03 03 72 Page : 7 [24] Toutefois, pour pouvoir statuer sur l’accessibilité ou non de l’intégralité de ce document, il est opportun de l’examiner particulièrement en fonction des articles de la Loi tels qu’indiqués au Chapitre III de ladite loi, lesquels visent à garantir la protection des renseignements personnels. [25] Par ailleurs, il importe de signaler que l’article 53 de la Loi sur l’accès est une disposition d’ordre public, la Commission doit la soulever à tout moment, tel que stipulé à l’arrêt Pelletier c.
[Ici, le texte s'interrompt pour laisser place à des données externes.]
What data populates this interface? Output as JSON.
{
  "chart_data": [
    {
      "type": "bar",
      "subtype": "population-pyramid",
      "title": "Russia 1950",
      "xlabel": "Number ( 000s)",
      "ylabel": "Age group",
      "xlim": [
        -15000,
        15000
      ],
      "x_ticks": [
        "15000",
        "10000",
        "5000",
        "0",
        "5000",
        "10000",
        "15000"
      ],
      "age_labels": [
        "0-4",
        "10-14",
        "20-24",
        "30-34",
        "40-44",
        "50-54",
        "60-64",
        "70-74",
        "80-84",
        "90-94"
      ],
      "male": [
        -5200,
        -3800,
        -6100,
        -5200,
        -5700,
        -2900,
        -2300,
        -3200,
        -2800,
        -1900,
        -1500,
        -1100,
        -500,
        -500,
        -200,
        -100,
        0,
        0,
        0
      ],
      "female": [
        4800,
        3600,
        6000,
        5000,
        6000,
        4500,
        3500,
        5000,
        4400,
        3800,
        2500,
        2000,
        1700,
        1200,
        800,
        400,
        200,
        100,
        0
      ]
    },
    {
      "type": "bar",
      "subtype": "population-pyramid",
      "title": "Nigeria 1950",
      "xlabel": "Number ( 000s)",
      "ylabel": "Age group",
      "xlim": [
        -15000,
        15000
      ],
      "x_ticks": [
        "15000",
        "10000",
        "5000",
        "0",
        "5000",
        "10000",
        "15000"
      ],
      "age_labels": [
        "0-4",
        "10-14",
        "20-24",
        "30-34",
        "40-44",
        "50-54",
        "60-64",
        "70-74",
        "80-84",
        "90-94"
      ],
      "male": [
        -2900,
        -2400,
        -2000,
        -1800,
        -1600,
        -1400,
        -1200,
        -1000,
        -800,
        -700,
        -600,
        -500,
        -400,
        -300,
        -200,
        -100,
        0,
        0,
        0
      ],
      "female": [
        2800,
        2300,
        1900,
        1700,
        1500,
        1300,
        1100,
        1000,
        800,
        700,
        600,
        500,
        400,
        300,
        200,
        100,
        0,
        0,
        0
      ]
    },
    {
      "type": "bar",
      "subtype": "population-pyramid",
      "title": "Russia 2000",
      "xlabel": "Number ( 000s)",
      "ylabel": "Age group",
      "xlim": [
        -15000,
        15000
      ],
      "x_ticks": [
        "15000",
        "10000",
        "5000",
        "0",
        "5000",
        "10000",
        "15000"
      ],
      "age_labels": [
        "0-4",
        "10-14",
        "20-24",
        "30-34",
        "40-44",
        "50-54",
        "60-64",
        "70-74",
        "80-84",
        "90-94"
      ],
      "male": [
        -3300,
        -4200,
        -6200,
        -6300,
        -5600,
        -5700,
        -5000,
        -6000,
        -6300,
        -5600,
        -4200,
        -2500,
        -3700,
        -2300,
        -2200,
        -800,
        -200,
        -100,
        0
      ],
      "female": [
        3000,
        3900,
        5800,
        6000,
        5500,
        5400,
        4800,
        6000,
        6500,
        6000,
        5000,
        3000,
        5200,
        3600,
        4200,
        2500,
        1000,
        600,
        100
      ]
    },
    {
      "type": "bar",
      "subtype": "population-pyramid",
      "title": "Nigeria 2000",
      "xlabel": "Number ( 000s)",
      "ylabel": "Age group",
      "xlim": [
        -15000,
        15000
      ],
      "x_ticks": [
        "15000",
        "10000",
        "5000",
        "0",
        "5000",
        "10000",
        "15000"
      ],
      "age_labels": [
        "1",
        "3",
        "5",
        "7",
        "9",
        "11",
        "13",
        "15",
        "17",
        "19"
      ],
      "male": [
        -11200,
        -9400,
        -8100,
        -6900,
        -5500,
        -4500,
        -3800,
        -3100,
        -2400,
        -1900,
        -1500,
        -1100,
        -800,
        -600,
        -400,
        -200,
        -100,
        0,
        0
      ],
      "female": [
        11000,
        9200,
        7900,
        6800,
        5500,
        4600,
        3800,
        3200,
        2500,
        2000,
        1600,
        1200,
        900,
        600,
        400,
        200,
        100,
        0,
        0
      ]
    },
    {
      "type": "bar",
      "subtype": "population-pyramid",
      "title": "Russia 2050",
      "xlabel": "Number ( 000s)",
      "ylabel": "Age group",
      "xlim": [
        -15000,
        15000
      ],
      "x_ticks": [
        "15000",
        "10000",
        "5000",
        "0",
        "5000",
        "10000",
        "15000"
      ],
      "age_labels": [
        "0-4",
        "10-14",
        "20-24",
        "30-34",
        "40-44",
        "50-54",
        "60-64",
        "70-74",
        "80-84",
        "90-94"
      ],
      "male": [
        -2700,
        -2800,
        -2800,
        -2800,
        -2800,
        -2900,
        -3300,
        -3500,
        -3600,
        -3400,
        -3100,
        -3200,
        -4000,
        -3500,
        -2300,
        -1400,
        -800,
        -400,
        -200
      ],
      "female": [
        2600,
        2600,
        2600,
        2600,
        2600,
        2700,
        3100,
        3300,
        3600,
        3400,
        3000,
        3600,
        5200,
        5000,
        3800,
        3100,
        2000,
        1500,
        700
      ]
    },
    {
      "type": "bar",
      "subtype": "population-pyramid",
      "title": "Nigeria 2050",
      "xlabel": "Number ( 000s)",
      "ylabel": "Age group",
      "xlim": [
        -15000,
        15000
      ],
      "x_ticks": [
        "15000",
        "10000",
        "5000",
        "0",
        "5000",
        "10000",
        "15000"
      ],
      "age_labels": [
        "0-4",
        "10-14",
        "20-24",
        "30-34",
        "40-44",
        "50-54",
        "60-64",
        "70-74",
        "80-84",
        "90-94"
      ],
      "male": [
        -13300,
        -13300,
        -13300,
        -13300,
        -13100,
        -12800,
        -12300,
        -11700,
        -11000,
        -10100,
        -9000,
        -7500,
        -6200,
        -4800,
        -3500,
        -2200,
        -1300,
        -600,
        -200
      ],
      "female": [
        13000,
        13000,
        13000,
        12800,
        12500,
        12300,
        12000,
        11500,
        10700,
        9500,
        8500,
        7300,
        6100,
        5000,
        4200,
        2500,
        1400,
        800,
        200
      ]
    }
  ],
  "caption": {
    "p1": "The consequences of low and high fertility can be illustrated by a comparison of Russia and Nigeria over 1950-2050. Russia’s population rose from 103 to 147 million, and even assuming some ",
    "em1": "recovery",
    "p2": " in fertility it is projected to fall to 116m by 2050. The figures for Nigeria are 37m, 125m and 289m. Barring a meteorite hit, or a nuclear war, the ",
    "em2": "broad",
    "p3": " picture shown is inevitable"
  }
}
C.U.M. [1990] C.A.I. 244 : 53. Les renseignements nominatifs sont confidentiels sauf dans les cas suivants: 1° leur divulgation est autorisée par la personne qu'ils concernent; si cette personne est mineure, l'autorisation peut également être donnée par le titulaire de l'autorité parentale; 2° ils portent sur un renseignement obtenu dans l'exercice d'une fonction d'adjudication par un organisme public exerçant des fonctions quasi judiciaires; ils demeurent cependant confidentiels si l'organisme les a obtenus alors qu'il siégeait à huis clos ou s'ils sont visés par une ordonnance de non-divulgation, de non-publication ou de non-diffusion. [26] De plus, traitant de cet article, les auteurs Doray et Charette 2 indiquent, entre autres : (…) tout un chacun a en principe droit d’accès aux documents administratifs des organismes publics, mais seule la personne concernée peut prendre connaissances des renseignements qui se rapportent à elle, sous réserve des exceptions prévues à la loi. (…) [27] Dans le cas en l’espèce et tel qu’indiqué au rapport d’enquête par M. Deschênes, « l’ensemble des personnes du Centre de réadaptation L’Intégrale ont été rencontrées conjointement avec M e Éric Séguin, collègue de M e Hugues ». 2 Raymond DORAY et François CHARETTE, Accès à l’information : loi annotée, jurisprudence, analyse et commentaires, vol. 1, Cowansville, Éditions Y. Blais, 2001, p. III/53-4).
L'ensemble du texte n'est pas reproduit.